Dès notre entrée dans la salle du Quat’Sous, trois comédiens sont déjà sur scène, surtout une touchante Brigitte Lafleur au regard effrayé. La lourde atmosphère laisse planer une tragédie. Sur un mur disposé en diagonale, on voit plusieurs rangées de portes de four, qui servent ingénieusement autant d’un lit d’une morgue que de la porte de la cuisine.
L’histoire se déroule le temps d’un souper à Laval, où une famille dysfonctionnelle commémore la mort du père décédé dix ans plus tôt (Roger Larue). Cette famille brisée en mille miettes tente de se reconstruire sous le regard naïf, mais pourtant lucide, d’une belle-sœur amochée par la vie, Sylvie (Brigitte Lafleur), qui est également la narratrice du récit. La pièce navigue entre le présent et plusieurs flashbacks qui nous plongent dans les douloureux souvenirs d’une mère (parfaite Suzanne Champagne qu’on aimerait voir plus souvent dans des rôles dramatiques), et de ses deux enfants (un fils et une fille interprétés par Claude Despins et Myriam Leblanc). Autour d’un rôti et de la bière qui coule à flot, les spectateurs assistent à une énorme brassée de linge sale en famille, où chacun tente de recoller les morceaux d’un passé toujours envahissant malgré les années qui passent.

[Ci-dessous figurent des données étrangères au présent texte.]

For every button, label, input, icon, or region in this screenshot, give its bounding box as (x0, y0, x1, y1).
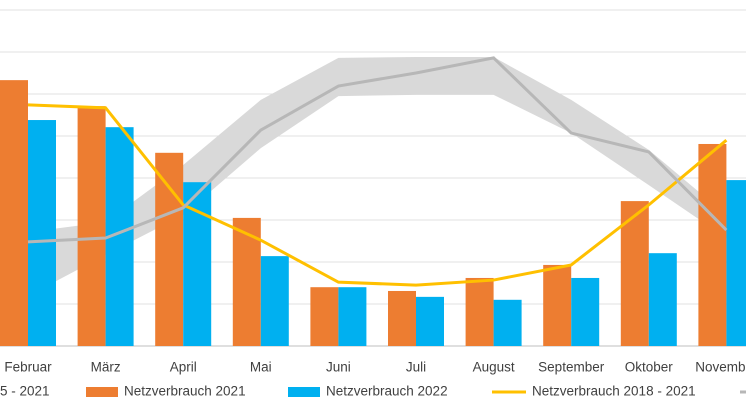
bar (338, 287, 367, 346)
bar (155, 152, 184, 346)
bar (183, 182, 212, 346)
bar (543, 264, 572, 346)
bar (648, 253, 677, 346)
bar (465, 277, 494, 346)
legend-label: Netzverbrauch 2021 (124, 384, 246, 399)
bar (620, 201, 649, 346)
line (27, 56, 728, 244)
x-tick-label: September (538, 360, 605, 375)
bar (571, 277, 600, 346)
line (27, 103, 728, 287)
x-tick-label: Mai (250, 360, 272, 375)
legend-swatch (288, 387, 320, 397)
bar (698, 143, 727, 346)
x-tick-label: Juni (326, 360, 351, 375)
legend-label: Netzverbrauch 2022 (326, 384, 448, 399)
bar (260, 256, 289, 346)
x-tick-label: Februar (4, 360, 52, 375)
bar (28, 120, 56, 346)
bar (416, 296, 444, 346)
x-tick-label: Oktober (625, 360, 674, 375)
x-tick-label: November (695, 360, 746, 375)
legend-label: 5 - 2021 (0, 384, 50, 399)
bar (310, 287, 339, 346)
legend-swatch (86, 387, 118, 397)
x-tick-label: Juli (406, 360, 426, 375)
x-tick-label: April (170, 360, 197, 375)
x-tick-label: März (91, 360, 121, 375)
bar (388, 290, 416, 346)
bar (493, 299, 522, 346)
bar (77, 106, 106, 347)
bar (0, 80, 28, 346)
x-tick-label: August (473, 360, 515, 375)
legend-label: Netzverbrauch 2018 - 2021 (532, 384, 696, 399)
range-band (28, 57, 727, 297)
bar (726, 180, 746, 346)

Après des textes amusants comme Le Psychomaton qu’on a pu voir au Théâtre d’Aujourd’hui, Anne-Marie Olivier livre ici son œuvre la plus achevée, la plus intense et définitivement la plus ténébreuse. Dans l’esprit de la gang des tu-seuls de Michel Tremblay, ses personnages représentent des puits de douleurs sans fond qui nous émeuvent sans sombrer dans le maniérisme pathétique. Cathartique, son écriture s’imprègne d’une poésie toute quotidienne «qui parle d’une famille qui me traverse comme un train passe à travers un suicidaire, laissant près des rails une peau de visage plate comme une pizza», comme l’exprime Sylvie dans son monologue d’introduction. Seul petit bémol de la soirée: on aurait souhaité que la voix de Brigitte Lafleur soit plus audible à ce moment-là, en contrôlant mieux le débit et la projection.
Les interprètes sont tous formidables, dirigés d’une main de maître par Stéphan Allard, à commencer par Brigitte Lafleur, une inoubliable fleur brisée par les épreuves de la vie. Son destin tragique ne peut nous laisser de glace. D’une grande justesse, la femme « canadienne-française » au foyer de Suzanne Champagne a toujours l’intonation parfaite et le geste adéquat d’une mère autant attentionnée qu’étouffante. Vers la fin du spectacle, son monologue demeure l’un des plus beaux témoignages de lucidité sur la difficulté des relations humaines. Roger Larue suscite l’admiration par son aisance à passer de la cruauté presque bestiale à des scènes où il manifeste pour ses proches une tendresse difficilement assumée. Claude Despins et Myriam Leblanc ne sont pas en reste, le premier par sa composition d’un homme-enfant broyé par la vie, la seconde par sa froideur glaciale qui finit par laisser transpercer quelques parcelles d’humanité.
Alors que la saison hivernale voit briller à Montréal d’autres excellentes pièces de théâtre (Au champ de Mars, Une musique inquiétante), il est à espérer que nombreux sera les spectateurs à faire un détour au Quat’Sous pour réfléchir, s’émouvoir et se faire brasser la cage avec Mon corps deviendra froid, une œuvre qui ne s’oublie pas facilement.